HIV+ Individuals on ART in Africa More Often Adhere to Short-Course TB Prophylaxis

NEW YORK (Reuters Health) – Tuberculosis preventive therapy (TBT) completion rates were higher for short-course isoniazid-rifapentine than for isoniazid alone among individuals with HIV on antiretroviral therapy (ART) in Africa, a randomized trial shows.

Further, repeating the annual short-course treatment did not improve efficacy.

As reported in the Annals of Internal Medicine, Dr.

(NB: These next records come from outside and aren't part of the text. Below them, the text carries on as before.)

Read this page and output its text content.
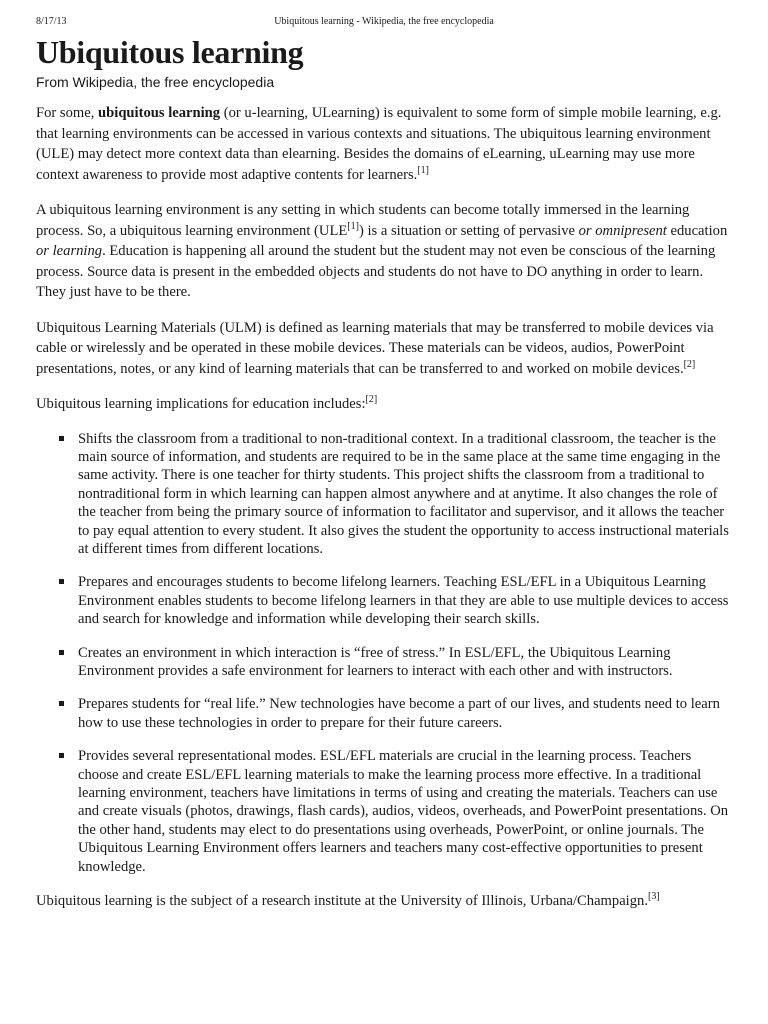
8/17/13	Ubiquitous learning - Wikipedia, the free encyclopedia
Ubiquitous learning
From Wikipedia, the free encyclopedia

For some, ubiquitous learning (or u-learning, ULearning) is equivalent to some form of simple mobile learning, e.g. that learning environments can be accessed in various contexts and situations. The ubiquitous learning environment (ULE) may detect more context data than elearning. Besides the domains of eLearning, uLearning may use more context awareness to provide most adaptive contents for learners.[1]

A ubiquitous learning environment is any setting in which students can become totally immersed in the learning process. So, a ubiquitous learning environment (ULE[1]) is a situation or setting of pervasive or omnipresent education or learning. Education is happening all around the student but the student may not even be conscious of the learning process. Source data is present in the embedded objects and students do not have to DO anything in order to learn. They just have to be there.

Ubiquitous Learning Materials (ULM) is defined as learning materials that may be transferred to mobile devices via cable or wirelessly and be operated in these mobile devices. These materials can be videos, audios, PowerPoint presentations, notes, or any kind of learning materials that can be transferred to and worked on mobile devices.[2]

Ubiquitous learning implications for education includes:[2]

Shifts the classroom from a traditional to non-traditional context. In a traditional classroom, the teacher is the main source of information, and students are required to be in the same place at the same time engaging in the same activity. There is one teacher for thirty students. This project shifts the classroom from a traditional to nontraditional form in which learning can happen almost anywhere and at anytime. It also changes the role of the teacher from being the primary source of information to facilitator and supervisor, and it allows the teacher to pay equal attention to every student. It also gives the student the opportunity to access instructional materials at different times from different locations.
Prepares and encourages students to become lifelong learners. Teaching ESL/EFL in a Ubiquitous Learning Environment enables students to become lifelong learners in that they are able to use multiple devices to access and search for knowledge and information while developing their search skills.
Creates an environment in which interaction is “free of stress.” In ESL/EFL, the Ubiquitous Learning Environment provides a safe environment for learners to interact with each other and with instructors.
Prepares students for “real life.” New technologies have become a part of our lives, and students need to learn how to use these technologies in order to prepare for their future careers.
Provides several representational modes. ESL/EFL materials are crucial in the learning process. Teachers choose and create ESL/EFL learning materials to make the learning process more effective. In a traditional learning environment, teachers have limitations in terms of using and creating the materials. Teachers can use and create visuals (photos, drawings, flash cards), audios, videos, overheads, and PowerPoint presentations. On the other hand, students may elect to do presentations using overheads, PowerPoint, or online journals. The Ubiquitous Learning Environment offers learners and teachers many cost-effective opportunities to present knowledge.

Ubiquitous learning is the subject of a research institute at the University of Illinois, Urbana/Champaign.[3]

Gavin Churchyard of the Aurum Institute in Houghton, South Africa and colleagues randomized 4,104 individuals with HIV infection on ART without active TB (median age, 41; 69.5% women) to one of three preventive treatment groups: weekly rifapentine-isoniazid for 3 months (3HP), given annually once; the same treatment given annually twice; or daily isoniazid for 6 months.

Participants were screened for TB symptoms at baseline, 3 months and 12 months of each of the two study years, and at 12 and 24 months with chest radiography and sputum culture.

Pill counts were used to assess treatment completion.

At 12 months, treatment completion was 90.4% for rifapentine-isoniazid versus 50.5% for isoniazid alone (risk ratio, 1.78).

TB incidence was similar among participants receiving rifapentine-isoniazid twice or once (hazard ratio, 0.96).

The authors state, “If rifapentine-isoniazid is effective in curing subclinical tuberculosis, then the intensive tuberculosis screening at month 12 may have reduced its effectiveness.”

Drs. Rebecca Berhanu and Karen Jacobson, both of Boston University and coauthors of a related editorial, commented on the study in an email to Reuters Health. They note that while there was no difference in TB incidence at 24 months with 3HP given once or twice, there also “was no difference in TB incidence at 12 months between the IPT and 3HP arms (1.12 versus 1.74/100 person years; HR 1.60), despite the much lower completion rates of IPT than 3HP.”

Possible reasons for the lack of effect, they say, include:

– TB incidence is dropping in the region overall and was lower than anticipated in the trial, leading to potential underpowering. “This lower disease rate mirrors the drop in HIV-associated TB seen in sub-Saharan Africa in the past decade, largely driven by increasing ART coverage and a marker of the success and maturity of ART treatment programs”;

– Missed subclinical TB at baseline that was not identified by symptom screen but detected at 12 months when all participants submitted a sputum for TB culture; and

– Trial participants were ART-experienced (median of > 4 years of ART) with relatively high CD4 counts (median 446-471 cells/microliter in the three arms). “Perhaps the effect of prolonged or repeated TPT is limited to people newly initiating ART? This was not seen in the subgroup analysis, but the trial was not powered to answer this question,” they note.

“TB reinfection will occur and may require repeat TPT, but that may not be for several years in ART-experienced populations,” Drs. Berhanu and Jacobson conclude.